In fact, a recent announcement revealed that a major portion of the Palmetto Trail is expected to be completed near Columbia this year, making it possible for people to walk or bike the trail from central South Carolina to the coast north of Charleston. The Darnall W. and Susan F. Boyd Foundation is providing more than $1.5 million to build a new section of trail that will link two previously completed stretches.
“This grant is a game changer for us,” says Mary. “To be able to offer a safe — and breathtakingly beautiful — way for hikers to get from the urban Capital City passage to connect with our Wateree passage is huge. Based on what we’re hearing from trail users, we think the hike to the top of Cooks Mountain will be the most popular stretch of the trail.”
Every year, an increasing number of hikers seek to “thru hike” the Palmetto Trail. Some of these thru-hikers cover the existing 365 miles of finished and named passages only, while others start at one end and complete the full 500-mile length of the state by using alternate routes to connect incomplete sections. Regardless of how they cover it, a Palmetto Thru-Hiker is defined as a person who completes the Palmetto Trail by hiking it from end to end, including all of the completed passages in a continuous, uninterrupted hike within a 60-day period.

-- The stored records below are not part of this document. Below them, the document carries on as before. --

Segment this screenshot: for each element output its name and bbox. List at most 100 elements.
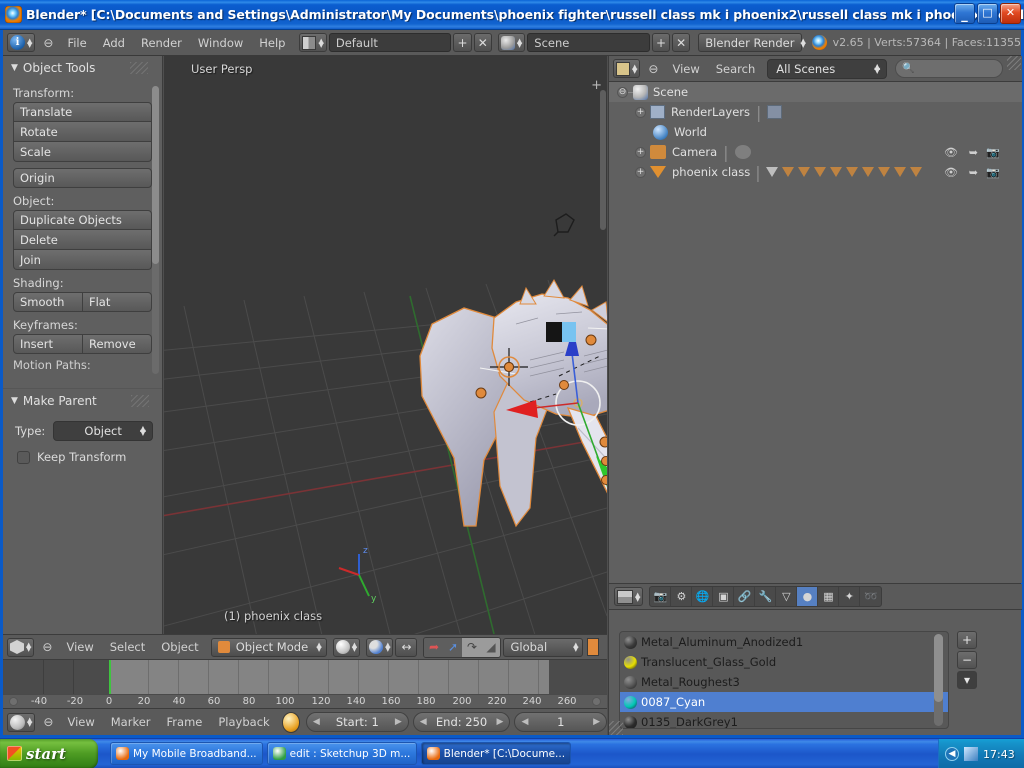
start-button[interactable]: start — [0, 739, 98, 768]
material-slot-row[interactable]: 0135_DarkGrey1 — [620, 712, 948, 729]
transform-orientation-selector[interactable]: Global ▲▼ — [503, 638, 583, 657]
material-slot-row[interactable]: 0087_Cyan — [620, 692, 948, 712]
manipulator-toggle-button[interactable]: ↔ — [395, 638, 417, 657]
scene-icon-button[interactable]: ▲▼ — [498, 33, 525, 52]
outliner-search-field[interactable]: 🔍 — [895, 59, 1003, 78]
join-button[interactable]: Join — [13, 250, 152, 270]
mesh-child-icon[interactable] — [910, 167, 922, 177]
delete-button[interactable]: Delete — [13, 230, 152, 250]
outliner-tree[interactable]: ⊖ Scene + RenderLayers | World — [609, 82, 1022, 583]
timeline-collapse-menus-button[interactable]: ⊖ — [35, 715, 59, 729]
material-slot-row[interactable]: Metal_Aluminum_Anodized1 — [620, 632, 948, 652]
particles-tab[interactable]: ✦ — [839, 587, 860, 606]
mesh-child-icon[interactable] — [878, 167, 890, 177]
remove-material-slot-button[interactable]: − — [957, 651, 977, 669]
keep-transform-row[interactable]: Keep Transform — [3, 450, 163, 464]
properties-corner-grip[interactable] — [609, 721, 623, 735]
origin-button[interactable]: Origin — [13, 168, 152, 188]
outliner-row-world[interactable]: World — [609, 122, 1022, 142]
data-tab[interactable]: ▽ — [776, 587, 797, 606]
outliner-corner-grip[interactable] — [1007, 56, 1021, 70]
remove-keyframe-button[interactable]: Remove — [83, 334, 152, 354]
timeline-ruler[interactable]: -40 -20 0 20 40 60 80 100 120 140 160 18… — [3, 694, 607, 708]
outliner-row-camera[interactable]: + Camera | 👁 ➥ 📷 — [609, 142, 1022, 162]
menu-add[interactable]: Add — [95, 36, 133, 50]
modifier-tab[interactable]: 🔧 — [755, 587, 776, 606]
end-frame-field[interactable]: ◀ End: 250 ▶ — [413, 712, 511, 732]
delete-screen-button[interactable]: ✕ — [474, 33, 492, 52]
duplicate-objects-button[interactable]: Duplicate Objects — [13, 210, 152, 230]
start-frame-field[interactable]: ◀ Start: 1 ▶ — [306, 712, 409, 732]
sync-icon[interactable] — [282, 712, 300, 733]
render-camera-icon[interactable]: 📷 — [986, 166, 1000, 179]
taskbar-clock[interactable]: 17:43 — [983, 748, 1015, 761]
phoenix-expander-icon[interactable]: + — [635, 167, 646, 178]
translate-button[interactable]: Translate — [13, 102, 152, 122]
material-slot-row[interactable]: Metal_Roughest3 — [620, 672, 948, 692]
shade-smooth-button[interactable]: Smooth — [13, 292, 83, 312]
taskbar-item[interactable]: Blender* [C:\Docume... — [421, 742, 571, 765]
menu-file[interactable]: File — [59, 36, 94, 50]
layer-indicator[interactable] — [587, 638, 599, 656]
menu-help[interactable]: Help — [251, 36, 293, 50]
mesh-child-icon[interactable] — [782, 167, 794, 177]
renderlayers-expander-icon[interactable]: + — [635, 107, 646, 118]
taskbar-items[interactable]: My Mobile Broadband...edit : Sketchup 3D… — [106, 742, 571, 765]
viewport-shading-selector[interactable]: ▲▼ — [333, 638, 360, 657]
translate-manipulator-button[interactable]: ➦ — [424, 638, 443, 657]
properties-editor[interactable]: ▲▼ 📷⚙🌐▣🔗🔧▽●▦✦➿ 📌 ▶ phoenix class ▶ 0087_… — [608, 583, 1021, 735]
toolshelf-scrollbar[interactable] — [152, 86, 159, 374]
viewport-menu-select[interactable]: Select — [102, 640, 153, 654]
insert-keyframe-button[interactable]: Insert — [13, 334, 83, 354]
timeline-editor-type-selector[interactable]: ▲▼ — [7, 713, 35, 732]
rotate-manipulator-button[interactable]: ➚ — [443, 638, 462, 657]
scene-tab[interactable]: ⚙ — [671, 587, 692, 606]
object-tools-panel-header[interactable]: ▼ Object Tools — [3, 56, 162, 80]
material-list-scrollbar[interactable] — [934, 634, 943, 726]
material-slot-buttons[interactable]: +−▾ — [957, 631, 977, 689]
timeline-menu-view[interactable]: View — [59, 715, 102, 729]
menu-window[interactable]: Window — [190, 36, 251, 50]
render-camera-icon[interactable]: 📷 — [986, 146, 1000, 159]
timeline-scroll-left-handle[interactable] — [9, 697, 18, 706]
material-slot-list[interactable]: Metal_Aluminum_Anodized1Translucent_Glas… — [619, 631, 949, 729]
outliner-collapse-menus-button[interactable]: ⊖ — [640, 62, 664, 76]
viewport-scrollbar[interactable] — [600, 90, 606, 230]
interaction-mode-selector[interactable]: Object Mode ▲▼ — [211, 638, 327, 657]
eye-icon[interactable]: 👁 — [944, 146, 958, 159]
timeline-menu-frame[interactable]: Frame — [159, 715, 211, 729]
screen-layout-field[interactable]: Default — [329, 33, 452, 52]
cursor-arrow-icon[interactable]: ➥ — [969, 146, 978, 159]
parent-type-dropdown[interactable]: Object ▲▼ — [53, 421, 153, 441]
timeline-playhead[interactable] — [109, 660, 111, 694]
cursor-arrow-icon[interactable]: ➥ — [969, 166, 978, 179]
outliner-row-renderlayers[interactable]: + RenderLayers | — [609, 102, 1022, 122]
viewport-editor-type-selector[interactable]: ▲▼ — [7, 638, 34, 657]
material-slot-row[interactable]: Translucent_Glass_Gold — [620, 652, 948, 672]
scene-expander-icon[interactable]: ⊖ — [617, 87, 628, 98]
3d-viewport[interactable]: z y User Persp (1) phoenix class + — [164, 56, 607, 634]
magnet-button[interactable]: ◢ — [481, 638, 500, 657]
physics-tab[interactable]: ➿ — [860, 587, 881, 606]
add-screen-button[interactable]: + — [453, 33, 471, 52]
texture-tab[interactable]: ▦ — [818, 587, 839, 606]
keep-transform-checkbox[interactable] — [17, 451, 30, 464]
mesh-child-icon[interactable] — [766, 167, 778, 177]
world-tab[interactable]: 🌐 — [692, 587, 713, 606]
material-tab[interactable]: ● — [797, 587, 818, 606]
constraint-tab[interactable]: 🔗 — [734, 587, 755, 606]
timeline-editor[interactable]: -40 -20 0 20 40 60 80 100 120 140 160 18… — [3, 660, 607, 708]
mesh-child-icon[interactable] — [814, 167, 826, 177]
pivot-point-selector[interactable]: ▲▼ — [366, 638, 393, 657]
render-tab[interactable]: 📷 — [650, 587, 671, 606]
timeline-menu-playback[interactable]: Playback — [210, 715, 277, 729]
screen-layout-icon-button[interactable]: ▲▼ — [299, 33, 326, 52]
timeline-scroll-right-handle[interactable] — [592, 697, 601, 706]
outliner-editor[interactable]: ▲▼ ⊖ View Search All Scenes ▲▼ 🔍 ⊖ Scene — [608, 56, 1021, 583]
render-engine-selector[interactable]: Blender Render ▲▼ — [698, 33, 802, 52]
viewport-menu-object[interactable]: Object — [153, 640, 206, 654]
renderlayer-data-icon[interactable] — [767, 105, 782, 119]
outliner-menu-view[interactable]: View — [664, 62, 707, 76]
outliner-row-scene[interactable]: ⊖ Scene — [609, 82, 1022, 102]
eye-icon[interactable]: 👁 — [944, 166, 958, 179]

Each thru-hiker has a unique reason for taking on this challenge. Some do it to raise money and awareness for causes near and dear to their hearts. Some do it to stretch their body to its extreme limits. Thru-hiker Gregg Wade was motivated to complete the hike before a hallmark birthday.
Gregg began hiking in May 2019 and finished on Nov. 1, hiking or biking primarily on the weekends. As a long-time South Carolina resident, Gregg says he was able to experience and appreciate our state in a new way. In addition to developing a fresh appreciation for the state’s natural beauty, Gregg and his family made a financial contribution to improve parts of the Palmetto Trail through the Wade Family Charitable Fund.
“The trail is meant to bring people together — young and old, rich and poor,” said the late Anne Springs Close, founding director of Palmetto Conservation. “It’s not just for hardcore backpackers but also for families who want to get out into the woods.”